KAI received a letter from the Indonesian government confirming that it had been chosen as preferred bidder for the advanced fighter trainer contract, an industry source told media outlets.
The next step is for up to four months of contract and price negotiations with KAI which likely will include some production of the aircraft in Indonesia, the source said.
Other bidders for the deal are the Aero Vodochody L-159 and Yakovlev Yak-130.
The T-50s will replace Indonesia's 38 aging BAE Systems Hawk 53 trainers. More than 900 were made, first by Hawker Siddeley between 1974 and 1977, then British Aerospace from 1977 to 1999 before BAE Systems MAS division bought the business.
However, other reports said Korea's Defense Acquisition Program Administration hadn't received any notification from Indonesia regarding the purchase. "We did not hear from Indonesia," a DAPA official said. "We hope that Indonesia would pick us as a preferred negotiator for the deal."
If the deal goes ahead, it will be an abrupt and welcome reversal of fortune for KAI and the DAPA. In February they suffered a major public relations setback over the bid to Indonesia.
South Korea is investigating possible industrial espionage after a notification by the Indonesian government that intruders were discovered in its delegate's Seoul hotel room.
Indonesia suspected that several officers from South Korea's National Intelligence Service broke into their suite in the Lotte Hotel.
Two men and one woman were accused of looking at a delegate's laptop computer and downloading information to a USB memory stick when they were disturbed by a returning delegate.
Some South Korean media reported that the computer belonged to an aide of Indonesian Economic Minister Hatta Rajasa. The information the three people were attempting to access surrounded the potential sale of the T-50.
The two-seater T-50 is built by KAI from an early 1990s design, based on the Lockheed Martin F-16 Fighting Falcon, the trainer developed for future pilots of the F-16, which is used by South Korea.
The T-50 uses a General Electric F404 turbofan engine producing 17,700 pounds of thrust for a maximum speed of Mach 1.4 to 48,000 feet altitude. The range is around 1,150 miles.
Importantly, its training systems are designed to enable a smooth transition to more advanced fighters including the F-22 Raptor, F-35 Lightning II and the F-16 Fighting Falcon -- of which Indonesia has 10 and also which may be due for upgrades.
KAI also produces the TA-50 light armed fighter and the T-50B, aerobatic performance aircraft.

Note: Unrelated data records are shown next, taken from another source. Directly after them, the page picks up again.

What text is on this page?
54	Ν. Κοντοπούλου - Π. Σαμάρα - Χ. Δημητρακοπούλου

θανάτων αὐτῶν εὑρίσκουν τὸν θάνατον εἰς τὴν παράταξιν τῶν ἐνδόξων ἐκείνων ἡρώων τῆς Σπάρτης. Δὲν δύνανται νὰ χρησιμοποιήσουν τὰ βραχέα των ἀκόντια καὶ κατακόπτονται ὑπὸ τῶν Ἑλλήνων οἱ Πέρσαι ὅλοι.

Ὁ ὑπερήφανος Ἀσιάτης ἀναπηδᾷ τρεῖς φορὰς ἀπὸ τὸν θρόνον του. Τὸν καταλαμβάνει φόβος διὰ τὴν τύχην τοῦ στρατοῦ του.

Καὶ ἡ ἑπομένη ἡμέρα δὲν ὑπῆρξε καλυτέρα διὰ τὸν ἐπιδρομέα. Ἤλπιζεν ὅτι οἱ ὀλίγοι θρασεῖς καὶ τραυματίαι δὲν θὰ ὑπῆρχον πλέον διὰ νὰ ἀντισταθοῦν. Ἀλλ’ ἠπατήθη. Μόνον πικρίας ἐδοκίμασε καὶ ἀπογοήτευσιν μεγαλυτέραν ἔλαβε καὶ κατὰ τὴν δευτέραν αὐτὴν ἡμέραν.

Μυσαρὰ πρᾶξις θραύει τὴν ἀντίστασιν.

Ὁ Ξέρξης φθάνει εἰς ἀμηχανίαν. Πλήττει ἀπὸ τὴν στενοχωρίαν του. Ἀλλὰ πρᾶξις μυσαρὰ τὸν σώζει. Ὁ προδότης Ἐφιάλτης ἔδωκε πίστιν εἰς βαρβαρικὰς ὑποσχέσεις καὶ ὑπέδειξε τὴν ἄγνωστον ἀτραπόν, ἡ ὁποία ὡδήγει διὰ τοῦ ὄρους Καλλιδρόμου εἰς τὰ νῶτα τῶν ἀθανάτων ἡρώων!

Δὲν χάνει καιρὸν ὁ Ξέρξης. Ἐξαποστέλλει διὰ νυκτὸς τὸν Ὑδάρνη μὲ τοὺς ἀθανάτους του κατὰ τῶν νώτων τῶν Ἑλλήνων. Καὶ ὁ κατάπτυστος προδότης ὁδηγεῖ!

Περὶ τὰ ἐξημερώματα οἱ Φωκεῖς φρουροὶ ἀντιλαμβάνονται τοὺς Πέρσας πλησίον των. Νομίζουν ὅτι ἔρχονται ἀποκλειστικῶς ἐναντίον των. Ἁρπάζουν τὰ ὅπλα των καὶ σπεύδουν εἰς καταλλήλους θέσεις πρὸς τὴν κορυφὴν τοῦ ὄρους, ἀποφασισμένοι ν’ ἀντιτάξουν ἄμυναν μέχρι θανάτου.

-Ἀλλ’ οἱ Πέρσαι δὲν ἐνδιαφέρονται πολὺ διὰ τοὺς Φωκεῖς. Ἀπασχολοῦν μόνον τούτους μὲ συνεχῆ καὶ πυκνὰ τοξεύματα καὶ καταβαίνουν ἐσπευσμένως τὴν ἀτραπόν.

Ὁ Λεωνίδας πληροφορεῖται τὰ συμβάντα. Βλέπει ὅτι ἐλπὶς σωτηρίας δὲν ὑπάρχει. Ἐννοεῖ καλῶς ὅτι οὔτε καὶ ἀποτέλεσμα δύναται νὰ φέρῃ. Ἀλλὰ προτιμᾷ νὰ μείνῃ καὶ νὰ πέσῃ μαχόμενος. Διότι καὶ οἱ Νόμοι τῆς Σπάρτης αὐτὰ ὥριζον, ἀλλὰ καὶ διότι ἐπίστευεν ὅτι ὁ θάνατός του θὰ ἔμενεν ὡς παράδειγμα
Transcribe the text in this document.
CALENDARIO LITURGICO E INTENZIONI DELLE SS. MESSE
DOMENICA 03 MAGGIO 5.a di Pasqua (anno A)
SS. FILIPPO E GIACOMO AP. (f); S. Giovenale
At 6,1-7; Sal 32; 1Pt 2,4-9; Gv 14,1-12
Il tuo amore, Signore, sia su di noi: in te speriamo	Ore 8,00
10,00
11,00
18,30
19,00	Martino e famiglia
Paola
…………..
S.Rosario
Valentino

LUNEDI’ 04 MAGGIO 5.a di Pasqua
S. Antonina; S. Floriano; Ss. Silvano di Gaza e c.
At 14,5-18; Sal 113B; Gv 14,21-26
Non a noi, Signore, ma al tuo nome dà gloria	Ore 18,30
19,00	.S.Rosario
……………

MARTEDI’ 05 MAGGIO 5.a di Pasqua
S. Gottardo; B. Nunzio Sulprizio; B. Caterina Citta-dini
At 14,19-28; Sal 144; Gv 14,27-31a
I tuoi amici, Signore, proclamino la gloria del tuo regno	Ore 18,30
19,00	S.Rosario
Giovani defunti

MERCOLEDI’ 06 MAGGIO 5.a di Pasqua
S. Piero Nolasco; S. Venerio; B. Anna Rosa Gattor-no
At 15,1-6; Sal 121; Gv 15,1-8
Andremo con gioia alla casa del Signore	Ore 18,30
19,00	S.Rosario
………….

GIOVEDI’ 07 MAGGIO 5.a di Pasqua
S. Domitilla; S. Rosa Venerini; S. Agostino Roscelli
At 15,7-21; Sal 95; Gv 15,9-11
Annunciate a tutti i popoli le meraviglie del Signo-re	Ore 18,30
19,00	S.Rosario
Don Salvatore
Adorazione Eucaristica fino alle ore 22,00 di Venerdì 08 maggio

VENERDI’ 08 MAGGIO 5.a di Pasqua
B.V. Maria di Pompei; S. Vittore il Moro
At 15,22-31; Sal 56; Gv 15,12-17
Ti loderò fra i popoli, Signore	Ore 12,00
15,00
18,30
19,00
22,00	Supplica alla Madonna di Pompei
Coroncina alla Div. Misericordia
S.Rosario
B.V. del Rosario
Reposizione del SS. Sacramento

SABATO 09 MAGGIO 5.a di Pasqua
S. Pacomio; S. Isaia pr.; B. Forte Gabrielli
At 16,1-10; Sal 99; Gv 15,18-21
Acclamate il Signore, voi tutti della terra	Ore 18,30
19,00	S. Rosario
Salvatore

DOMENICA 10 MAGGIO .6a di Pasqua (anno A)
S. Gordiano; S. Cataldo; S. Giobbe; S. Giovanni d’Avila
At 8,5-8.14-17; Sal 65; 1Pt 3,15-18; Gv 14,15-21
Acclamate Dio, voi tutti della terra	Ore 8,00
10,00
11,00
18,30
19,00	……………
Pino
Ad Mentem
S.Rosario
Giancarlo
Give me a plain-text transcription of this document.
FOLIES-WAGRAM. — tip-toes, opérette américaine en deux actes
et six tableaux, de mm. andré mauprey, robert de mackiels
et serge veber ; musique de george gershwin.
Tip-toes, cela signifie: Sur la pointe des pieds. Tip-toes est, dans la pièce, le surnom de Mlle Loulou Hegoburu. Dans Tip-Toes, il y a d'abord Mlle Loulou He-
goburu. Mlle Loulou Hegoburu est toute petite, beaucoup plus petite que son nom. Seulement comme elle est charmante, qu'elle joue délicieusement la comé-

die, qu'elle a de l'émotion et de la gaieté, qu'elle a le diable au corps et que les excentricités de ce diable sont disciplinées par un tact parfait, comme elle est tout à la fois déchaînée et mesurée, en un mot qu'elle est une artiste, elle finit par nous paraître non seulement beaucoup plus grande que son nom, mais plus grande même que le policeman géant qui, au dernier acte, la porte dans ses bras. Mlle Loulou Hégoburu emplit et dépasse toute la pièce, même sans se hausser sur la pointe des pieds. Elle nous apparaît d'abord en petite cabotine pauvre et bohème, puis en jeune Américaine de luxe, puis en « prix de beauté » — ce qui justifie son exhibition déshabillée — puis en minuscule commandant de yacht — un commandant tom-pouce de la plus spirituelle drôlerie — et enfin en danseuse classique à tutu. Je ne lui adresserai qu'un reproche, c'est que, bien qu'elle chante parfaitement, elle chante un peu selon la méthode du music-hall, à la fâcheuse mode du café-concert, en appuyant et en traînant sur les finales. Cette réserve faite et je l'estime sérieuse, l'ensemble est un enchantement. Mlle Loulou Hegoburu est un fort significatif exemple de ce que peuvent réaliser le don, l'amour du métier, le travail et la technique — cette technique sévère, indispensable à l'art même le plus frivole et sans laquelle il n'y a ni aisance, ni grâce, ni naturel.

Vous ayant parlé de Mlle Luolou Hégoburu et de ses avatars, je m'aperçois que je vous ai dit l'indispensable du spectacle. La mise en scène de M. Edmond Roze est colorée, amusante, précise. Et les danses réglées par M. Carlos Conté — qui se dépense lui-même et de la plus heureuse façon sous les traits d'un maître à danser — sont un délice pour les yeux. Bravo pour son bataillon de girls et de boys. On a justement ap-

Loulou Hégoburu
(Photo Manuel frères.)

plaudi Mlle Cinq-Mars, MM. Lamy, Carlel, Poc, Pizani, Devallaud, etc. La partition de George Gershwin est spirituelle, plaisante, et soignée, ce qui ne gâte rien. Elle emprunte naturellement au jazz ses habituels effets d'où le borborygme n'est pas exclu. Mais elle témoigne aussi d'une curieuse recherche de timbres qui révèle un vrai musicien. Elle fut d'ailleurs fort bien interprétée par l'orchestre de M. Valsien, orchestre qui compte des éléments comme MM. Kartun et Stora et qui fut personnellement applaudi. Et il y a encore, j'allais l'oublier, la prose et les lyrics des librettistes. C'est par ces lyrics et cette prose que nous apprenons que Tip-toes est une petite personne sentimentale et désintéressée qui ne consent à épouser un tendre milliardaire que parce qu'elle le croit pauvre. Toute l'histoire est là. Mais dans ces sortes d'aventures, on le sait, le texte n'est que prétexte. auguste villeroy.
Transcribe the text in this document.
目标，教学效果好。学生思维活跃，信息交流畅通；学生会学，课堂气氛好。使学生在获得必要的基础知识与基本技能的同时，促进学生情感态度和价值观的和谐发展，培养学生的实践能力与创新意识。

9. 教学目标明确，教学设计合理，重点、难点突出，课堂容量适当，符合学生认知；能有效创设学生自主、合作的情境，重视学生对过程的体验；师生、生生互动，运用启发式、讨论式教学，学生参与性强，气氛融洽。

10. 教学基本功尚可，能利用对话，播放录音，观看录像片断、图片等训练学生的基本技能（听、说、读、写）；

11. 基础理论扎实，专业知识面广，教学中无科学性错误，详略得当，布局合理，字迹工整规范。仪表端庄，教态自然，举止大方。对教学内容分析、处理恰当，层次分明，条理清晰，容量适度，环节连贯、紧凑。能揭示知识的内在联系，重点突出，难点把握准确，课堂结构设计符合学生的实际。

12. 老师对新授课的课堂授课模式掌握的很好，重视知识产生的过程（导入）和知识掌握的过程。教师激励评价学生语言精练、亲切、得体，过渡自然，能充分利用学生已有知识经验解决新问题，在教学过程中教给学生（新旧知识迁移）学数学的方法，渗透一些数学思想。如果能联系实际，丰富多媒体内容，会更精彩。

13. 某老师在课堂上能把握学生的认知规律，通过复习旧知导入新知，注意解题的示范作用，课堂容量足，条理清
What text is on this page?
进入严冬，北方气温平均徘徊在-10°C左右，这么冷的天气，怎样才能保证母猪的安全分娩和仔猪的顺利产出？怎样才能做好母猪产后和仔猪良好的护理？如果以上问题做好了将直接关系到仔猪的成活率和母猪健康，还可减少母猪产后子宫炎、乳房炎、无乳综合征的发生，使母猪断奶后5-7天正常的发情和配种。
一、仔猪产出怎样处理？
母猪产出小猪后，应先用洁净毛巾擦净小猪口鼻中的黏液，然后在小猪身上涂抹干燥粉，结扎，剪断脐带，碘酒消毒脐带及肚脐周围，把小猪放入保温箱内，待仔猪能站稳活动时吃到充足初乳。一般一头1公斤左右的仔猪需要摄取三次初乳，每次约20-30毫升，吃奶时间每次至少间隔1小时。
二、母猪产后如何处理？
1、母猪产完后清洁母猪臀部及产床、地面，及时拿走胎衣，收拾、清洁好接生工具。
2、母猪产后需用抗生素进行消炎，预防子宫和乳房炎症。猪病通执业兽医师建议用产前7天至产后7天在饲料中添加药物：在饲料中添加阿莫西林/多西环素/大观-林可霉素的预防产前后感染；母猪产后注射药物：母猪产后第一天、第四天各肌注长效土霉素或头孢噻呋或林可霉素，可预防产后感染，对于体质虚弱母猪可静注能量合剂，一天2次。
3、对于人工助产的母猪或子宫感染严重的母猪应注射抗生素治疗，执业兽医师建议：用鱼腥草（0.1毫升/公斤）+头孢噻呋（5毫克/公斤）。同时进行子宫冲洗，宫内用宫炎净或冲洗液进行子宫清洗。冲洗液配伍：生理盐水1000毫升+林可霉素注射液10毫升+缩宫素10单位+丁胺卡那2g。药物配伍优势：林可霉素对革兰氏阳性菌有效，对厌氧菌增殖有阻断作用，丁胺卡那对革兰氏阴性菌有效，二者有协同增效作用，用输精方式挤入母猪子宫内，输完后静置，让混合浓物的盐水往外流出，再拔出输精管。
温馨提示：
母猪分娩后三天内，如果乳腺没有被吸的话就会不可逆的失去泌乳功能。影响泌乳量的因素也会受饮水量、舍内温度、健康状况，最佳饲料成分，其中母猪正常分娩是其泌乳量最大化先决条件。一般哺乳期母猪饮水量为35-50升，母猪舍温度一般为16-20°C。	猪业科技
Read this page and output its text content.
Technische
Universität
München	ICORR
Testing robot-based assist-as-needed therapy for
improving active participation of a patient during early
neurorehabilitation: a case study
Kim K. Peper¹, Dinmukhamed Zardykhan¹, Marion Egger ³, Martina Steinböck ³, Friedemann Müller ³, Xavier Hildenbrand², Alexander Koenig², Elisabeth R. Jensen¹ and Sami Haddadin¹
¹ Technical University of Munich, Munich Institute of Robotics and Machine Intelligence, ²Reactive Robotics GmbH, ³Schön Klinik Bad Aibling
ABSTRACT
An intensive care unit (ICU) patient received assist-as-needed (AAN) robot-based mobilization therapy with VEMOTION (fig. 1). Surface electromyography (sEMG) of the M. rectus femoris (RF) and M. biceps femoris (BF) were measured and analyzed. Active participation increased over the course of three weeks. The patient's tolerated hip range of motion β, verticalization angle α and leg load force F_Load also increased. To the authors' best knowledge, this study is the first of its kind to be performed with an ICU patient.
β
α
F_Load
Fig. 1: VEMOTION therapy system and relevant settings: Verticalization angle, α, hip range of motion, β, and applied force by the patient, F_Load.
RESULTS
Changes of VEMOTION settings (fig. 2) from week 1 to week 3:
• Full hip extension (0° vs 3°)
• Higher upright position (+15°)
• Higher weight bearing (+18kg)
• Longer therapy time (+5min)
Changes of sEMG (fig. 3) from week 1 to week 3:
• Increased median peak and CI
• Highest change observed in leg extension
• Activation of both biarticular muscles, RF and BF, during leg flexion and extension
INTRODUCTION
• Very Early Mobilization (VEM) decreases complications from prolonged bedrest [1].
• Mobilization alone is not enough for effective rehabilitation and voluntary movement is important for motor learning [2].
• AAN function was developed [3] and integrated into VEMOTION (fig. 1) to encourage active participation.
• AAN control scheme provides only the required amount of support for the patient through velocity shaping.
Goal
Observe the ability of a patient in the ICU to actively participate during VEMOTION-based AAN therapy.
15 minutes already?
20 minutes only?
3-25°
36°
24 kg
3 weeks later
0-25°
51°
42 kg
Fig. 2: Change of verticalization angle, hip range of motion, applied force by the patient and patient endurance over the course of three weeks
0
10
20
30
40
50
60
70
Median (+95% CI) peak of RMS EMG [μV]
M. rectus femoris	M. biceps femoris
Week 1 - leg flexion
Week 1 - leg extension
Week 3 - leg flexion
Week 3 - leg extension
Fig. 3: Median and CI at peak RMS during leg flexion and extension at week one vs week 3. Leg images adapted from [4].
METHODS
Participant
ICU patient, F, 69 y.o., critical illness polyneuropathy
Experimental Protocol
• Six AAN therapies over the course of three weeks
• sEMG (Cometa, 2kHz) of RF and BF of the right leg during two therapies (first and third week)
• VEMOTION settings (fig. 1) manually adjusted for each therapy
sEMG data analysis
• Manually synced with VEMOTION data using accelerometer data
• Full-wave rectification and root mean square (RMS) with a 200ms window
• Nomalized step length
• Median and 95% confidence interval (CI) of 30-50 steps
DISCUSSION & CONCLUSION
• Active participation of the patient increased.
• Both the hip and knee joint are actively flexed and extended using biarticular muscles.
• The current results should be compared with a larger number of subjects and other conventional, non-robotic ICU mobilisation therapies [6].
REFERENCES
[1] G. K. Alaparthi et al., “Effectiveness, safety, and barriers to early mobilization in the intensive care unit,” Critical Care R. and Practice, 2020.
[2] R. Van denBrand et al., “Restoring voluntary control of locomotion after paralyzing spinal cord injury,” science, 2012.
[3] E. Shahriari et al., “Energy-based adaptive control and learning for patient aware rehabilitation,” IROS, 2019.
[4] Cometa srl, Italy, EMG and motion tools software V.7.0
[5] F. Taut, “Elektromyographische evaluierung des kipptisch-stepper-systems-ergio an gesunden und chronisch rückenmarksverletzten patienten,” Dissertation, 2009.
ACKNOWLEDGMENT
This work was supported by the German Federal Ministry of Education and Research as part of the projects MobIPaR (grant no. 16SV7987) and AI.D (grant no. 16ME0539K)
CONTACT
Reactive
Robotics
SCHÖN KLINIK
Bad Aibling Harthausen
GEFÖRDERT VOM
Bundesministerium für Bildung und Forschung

Lockheed Martin funded 13 percent of the aircraft's development, KAI put in 17 percent and the South Korean government financed the rest.
Lockheed Martin Aeronautical Systems and KAI created the T-50 International Company, known as TFIC, to pursue export markets outside South Korea.
In November Indonesia decided to buy eight Embraer EMB-314 Super Tucano light attack aircraft to replace its Vietnam War-era Rockwell OV-10 Broncos.
In January, the Indonesian air force awarded Arinc Engineering Services a $66.7 million contract to modernize five of its Lockheed Martin C-130B transports.